Por Ricky Nobre
Quando Hayao
Miyazaki, Isao Takahata, Toshio Suzuki e Yasuyoshi Tokuma se juntaram e fundaram
o Studio Ghibli em 1985, sob a luz do sucesso de Kaze No Tami No Nausicaä no ano anterior, eles provavelmente não
faziam ideia que estavam criando um dos estúdios de animação mais amados do
mundo. Vinte filmes (vinte e um se contarmos que Nausicaä foi incorporado ao catálogo do estúdio) haviam sido feitos
até 2013, quando o principal nome da empresa, o mestre Hayao Miyazaki, anunciou
que Vidas ao Vento seria seu último
filme, consolidando sua aposentadoria. Logo após este anúncio, o estúdio lançou
uma nota oficial afirmando que o filme que estava em produção naquele momento
seria o último lançado e que ele entraria em recesso para ser reestruturado.

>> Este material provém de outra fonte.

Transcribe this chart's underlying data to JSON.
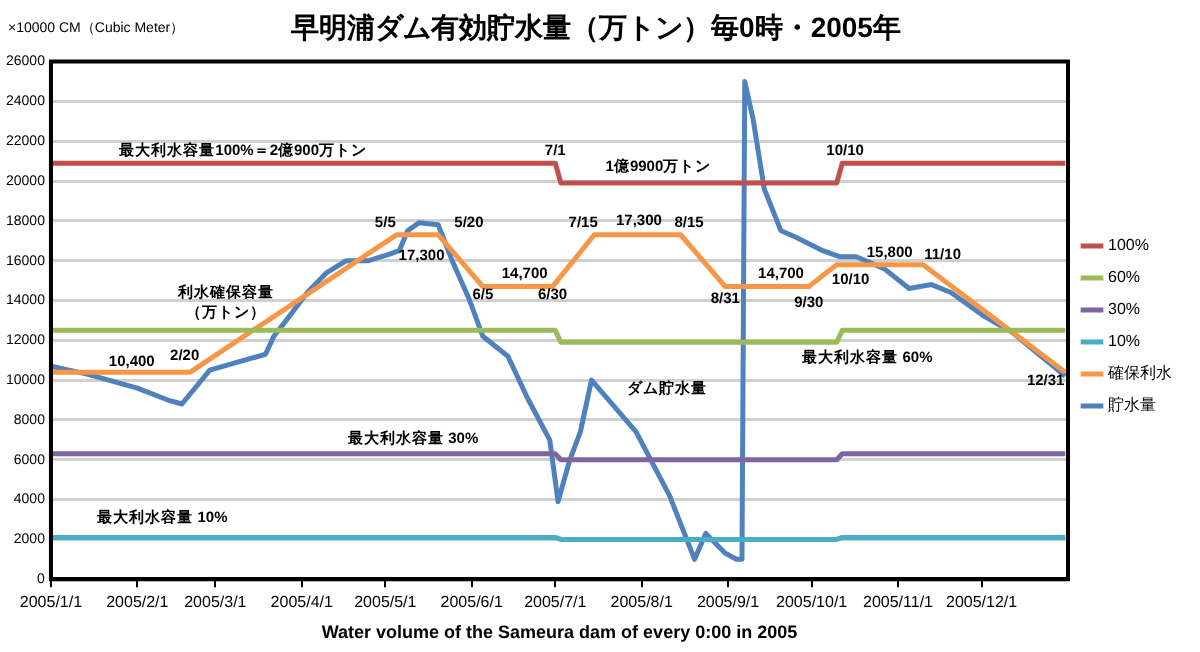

Pânico se instalou nos corações de fãs do mundo inteiro. Omoide no Marnie seria o último filme do Studio Ghibli.
Hiromasa Yonebayashi foi animador de quase metade dos filmes
do estúdio, até estrear na direção com O
Mundo dos Pequeninos em 2010. Para seu segundo filme, optou por adaptar When Marnie Was There, um romance
lançado pela inglesa Joan G. Robinson em 1967. No filme, Anna é uma menina órfã
de 12 anos que sofre de asma. Sua mãe adotiva (que ela chama de tia) a manda
para a casa de parentes no interior, onde o ar puro pode ajudar a recuperar a
saúde. Na nova cidade, Anna faz o que fazia onde morava: foge desesperadamente
de qualquer possibilidade de interação social. Ela acredita que exista no mundo
um círculo invisível onde a maioria das pessoas está dentro e ela está fora.
Exímia desenhista, ela nunca deixa ninguém ver suas obras, pois acredita
estarem sempre ruins. Sentindo-se permanentemente desconectada do mundo, sonha
em ser “normal”, enquanto acredita que o mundo a vê como feia, burra,
temperamental, desagradável. Anna odeia a si mesma.
Fascinada por uma mansão abandonada construída no meio de um
pântano cujas águas sobem à noite, Anna a visita durante o dia a vasculha suas
ruínas. Numa noite, decide visitá-la depois que a maré sobe e conhece Marnie. Ela
é linda, gentil, esperta, divertida, se veste lindamente, enfrenta a tirania
das babás. Marnie é tudo que Anna gostaria de ser e, o mais impressionante,
possui profundo carinho e amizade por Anna.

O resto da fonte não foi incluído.